Breaking Bad and Car Crash TV

Originally published in print September 2020. 

Spoilers ahead for season two of Breaking Bad. 

A car crash is a great cliff-hanger for your season finale. Castle, Grey’s Anatomy, The Vampire Diaries, and a million other shows have used this trope in the past. It allows showrunners to shock viewers without having to come up with something new, getting them invested in watching the next season to see who survives. It also gives the writers easy story hooks for the next season: maybe somebody gets addicted to the pain medication they’ve been taking after the crash, maybe a couple gets together after they realise just how suddenly everything can change, or maybe a character who feels responsible for the crash goes off the rails. A car accident can happen at any time, so no matter what your characters have got up to in the rest of the season, you can throw one in.

Season two of Breaking Bad took the crash trope to a new level, and I don’t just mean thousands of feet in the air. The plane crash had been foreshadowed since the beginning of the season, where due to the black and white filter our eyes were drawn to the pink teddy bear floating in Walt’s (Bryan Cranston) pool while a number of police sirens sounded in the distance. Specifically, the first thing we see floating in the pool is an eye. That could have been the end of the stinger, screaming at us “well, whose is it?!”, but instead the camera pans down to underneath the water, where the bear, missing an eye, is revealed. I’ve never been a fan of this specific kind of in medias res opening, where you start in the middle of the action and then flash back to where it all began, knowing what’s going to happen but not how. I’m not saying that they can’t be well utilised, I just think they are often a symbol of lazy writers who can’t keep you engaged in a series without constantly reminding you that you don’t need to worry, something really interesting will happen eventually. 

That’s not what we saw in season two of Breaking Bad. In this season Jesse (Aaron Paul) and Walt begin to grow their meth business with the help of amoral lawyer Saul (Bob Odenkirk), while Hank (Dean Norris) becomes traumatised through his dangerous work with the DEA and Skyler (Anna Gunn) gets involved in a money laundering operation. Conflicts that play out over the course of an episode, such as when Walt and Jesse get stranded in the desert, never feel like filler, which would otherwise make the season a joy to watch, without the constant reminders of what’s to come. At the beginning of multiple season two episodes we see this opening scene expanded upon, with people in hazmat suits bagging and tagging what seem to be random objects floating in the pool, photographing Walt’s shattered windshield, and removing two body bags from the driveway. The opening of the finale reveals that Walt’s home isn’t the only one being searched for evidence – there are people in hazmats all over the neighbourhood, and two pillars of black smoke are drifting up from nearby houses. They could have shown this dramatic scene from the beginning, but instead they build up to it. 
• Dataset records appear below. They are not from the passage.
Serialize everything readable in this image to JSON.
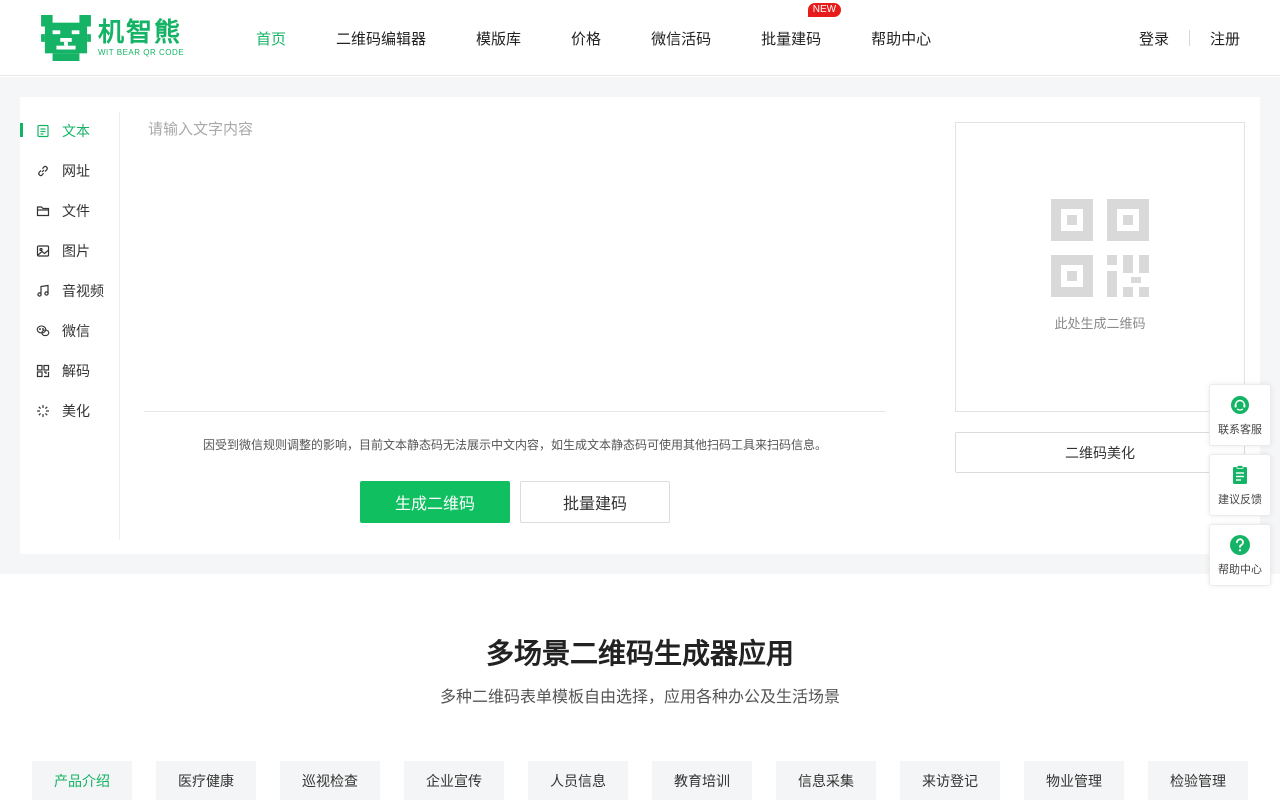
{
  "brand": {
    "name_cn": "机智熊",
    "name_en": "WIT BEAR QR CODE",
    "color": "#15b365"
  },
  "nav": {
    "items": [
      {
        "label": "首页",
        "active": true
      },
      {
        "label": "二维码编辑器"
      },
      {
        "label": "模版库"
      },
      {
        "label": "价格"
      },
      {
        "label": "微信活码"
      },
      {
        "label": "批量建码",
        "badge": "NEW"
      },
      {
        "label": "帮助中心"
      }
    ]
  },
  "auth": {
    "login": "登录",
    "register": "注册"
  },
  "sidebar": {
    "items": [
      {
        "label": "文本",
        "icon": "document-icon",
        "active": true
      },
      {
        "label": "网址",
        "icon": "link-icon"
      },
      {
        "label": "文件",
        "icon": "folder-icon"
      },
      {
        "label": "图片",
        "icon": "image-icon"
      },
      {
        "label": "音视频",
        "icon": "music-icon"
      },
      {
        "label": "微信",
        "icon": "wechat-icon"
      },
      {
        "label": "解码",
        "icon": "qr-scan-icon"
      },
      {
        "label": "美化",
        "icon": "sparkle-icon"
      }
    ]
  },
  "editor": {
    "placeholder": "请输入文字内容",
    "value": "",
    "notice": "因受到微信规则调整的影响，目前文本静态码无法展示中文内容，如生成文本静态码可使用其他扫码工具来扫码信息。",
    "generate_label": "生成二维码",
    "batch_label": "批量建码"
  },
  "preview": {
    "hint": "此处生成二维码",
    "beautify_label": "二维码美化"
  },
  "float_tools": [
    {
      "label": "联系客服",
      "icon": "customer-service-icon"
    },
    {
      "label": "建议反馈",
      "icon": "clipboard-icon"
    },
    {
      "label": "帮助中心",
      "icon": "help-icon"
    }
  ],
  "section": {
    "title": "多场景二维码生成器应用",
    "subtitle": "多种二维码表单模板自由选择，应用各种办公及生活场景",
    "categories": [
      {
        "label": "产品介绍",
        "active": true
      },
      {
        "label": "医疗健康"
      },
      {
        "label": "巡视检查"
      },
      {
        "label": "企业宣传"
      },
      {
        "label": "人员信息"
      },
      {
        "label": "教育培训"
      },
      {
        "label": "信息采集"
      },
      {
        "label": "来访登记"
      },
      {
        "label": "物业管理"
      },
      {
        "label": "检验管理"
      }
    ]
  }
}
This build up is why I think these hints at what’s coming work so well. This crash is not an accident, a fluke or even the result of one bad decision.The writers want to remind us that throughout the season Walt is always moving towards this outcome. Again and again Walt makes decisions that hurt others in service of himself, and the writers want to make it clear that every time he did this he became closer to the man who would eventually let his partner’s girlfriend die,resulting in her grief-stricken air traffic controller father letting two planes crash. It all happens right after Skyler discovers that Walt has been cooking meth, further emphasising his connection to the crash. Breaking Bad is not a show averse to blood or gore, which is why the finale’s sedate explosion, especially when compared to the car crash trope, is so effective. After all that build up, Walt looks up to see a far off explosion, and watches puzzled as the bear from the first episode falls into his pool. The episode then ends before anything else hits the ground. Usually, we delight in the carnage of a scene like this: the mangled vehicle, survivors calling out for their loved ones, sparks flying from a machine being used to cut someone out of the wreckage. But here, we don’t need to see anything else. We don’t need a spectacle to marvel at; we have great writing.

Breaking Bad’s season two finale took a popular, if slightly stale, trope and breathed new life into it, the writers adapting it to fit the story they were telling. The story of Walter White will live on, and it’s not just because of masterful season finales like this one, but because of the show’s consistently high quality.